Donald Trump would do better if he focused more on the US than on Venezuela. This was stated by Venezuelan President Nicolas Maduro in a televised address, reported Agence France-Presse.
"President Trump could do better in his country and in the world. He would do better in his own country on economic and social issues and he would do better in the world if he were concerned with the affairs of his country“, said Maduro. “It is not possible for him to devote 70 percent of his speeches and statements and his time to Venezuela. And the US? The poor US, which needs the housing and the jobs that he can create? Let everyone take care of their country!“, Maduro said.
"Honestly, if I talk to him (Trump) again, I will tell him: “Let everyone mind their own business. Here in Venezuela, we are dealing with our own business, with Venezuelan business“, Maduro added.
Earlier this evening, Trump said that it would be wiser for Maduro to leave.
At the same time, in the Venezuelan capital Caracas, dozens of motorcyclists disguised as Caribbean pirates protested against the US seizure of ships transporting Venezuelan oil, Agence France-Presse reported.

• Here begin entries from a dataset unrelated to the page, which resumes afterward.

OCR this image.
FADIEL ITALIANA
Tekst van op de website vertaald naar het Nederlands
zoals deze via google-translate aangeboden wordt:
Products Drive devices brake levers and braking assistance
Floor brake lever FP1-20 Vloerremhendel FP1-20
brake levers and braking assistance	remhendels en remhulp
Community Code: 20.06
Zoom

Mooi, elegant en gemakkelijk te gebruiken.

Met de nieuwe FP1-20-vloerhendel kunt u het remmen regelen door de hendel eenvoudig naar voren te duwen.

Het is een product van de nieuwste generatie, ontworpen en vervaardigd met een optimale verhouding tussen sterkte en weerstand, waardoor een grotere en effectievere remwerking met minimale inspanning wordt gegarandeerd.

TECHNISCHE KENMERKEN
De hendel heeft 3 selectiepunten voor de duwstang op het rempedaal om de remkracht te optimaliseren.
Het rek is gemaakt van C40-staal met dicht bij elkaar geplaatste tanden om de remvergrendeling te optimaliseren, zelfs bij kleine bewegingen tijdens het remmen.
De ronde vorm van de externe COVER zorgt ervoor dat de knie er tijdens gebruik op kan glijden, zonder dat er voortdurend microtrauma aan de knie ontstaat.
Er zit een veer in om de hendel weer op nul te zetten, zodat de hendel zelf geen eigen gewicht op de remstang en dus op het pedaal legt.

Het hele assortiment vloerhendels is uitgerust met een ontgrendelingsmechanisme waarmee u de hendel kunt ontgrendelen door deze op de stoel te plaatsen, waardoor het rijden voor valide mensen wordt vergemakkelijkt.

One of the participants in the protest march said that people had joined it to denounce the biggest Caribbean pirate, namely the US. Another participant said that Venezuela is a country of peace, and the US is the one who invades and takes what belongs to someone else and takes it away. A third participant in the march called Trump the “Dracula of crude oil“ because he was “a vampire who drank other countries' oil“.
Trump and Maduro spoke by phone on November 21. The US recently said it would impose a naval blockade around Venezuela against oil tankers that are subject to sanctions and are considered part of Venezuela's shadow navy.
Since the summer, Trump has also deployed warships to the Caribbean, accusing Venezuela of using its oil to finance narco-terrorism, human trafficking, murder and kidnappings - something Caracas vehemently denies. Maduro believes Trump wants to remove him from power and seize Venezuela's oil reserves, the largest on the planet.
Maduro warned in a letter to the United Nations that international markets could suffer consequences due to the strong US military presence in the Caribbean region and US Coast Guard operations targeting sanctioned oil tankers in the area, DPA reported. "Energy must not become a weapon of war," Maduro said in a letter to UN member states, which Foreign Minister Ivan Hill read at a press conference yesterday.
In the letter, Maduro condemned US attacks on suspected drug trafficking vessels, which he said had killed more than 100 people in recent months, as well as the blockade of oil tankers traveling to or from Venezuela.
Meanwhile, a US judge ordered the return of 137 Venezuelans deported to El Salvador, Reuters reported, citing information from “Bloomberg“.
The deported Venezuelans were taken to prison in the Central American country on charges of ties to criminal gangs. They were deported from the US to El Salvador in March.
But now US District Judge James Boasberg has ruled that their removal from the US violated their right to a fair trial and they have the right to return to US court to challenge their deportation. The Trump administration must present a plan to allow their return within two weeks, the judge ruled.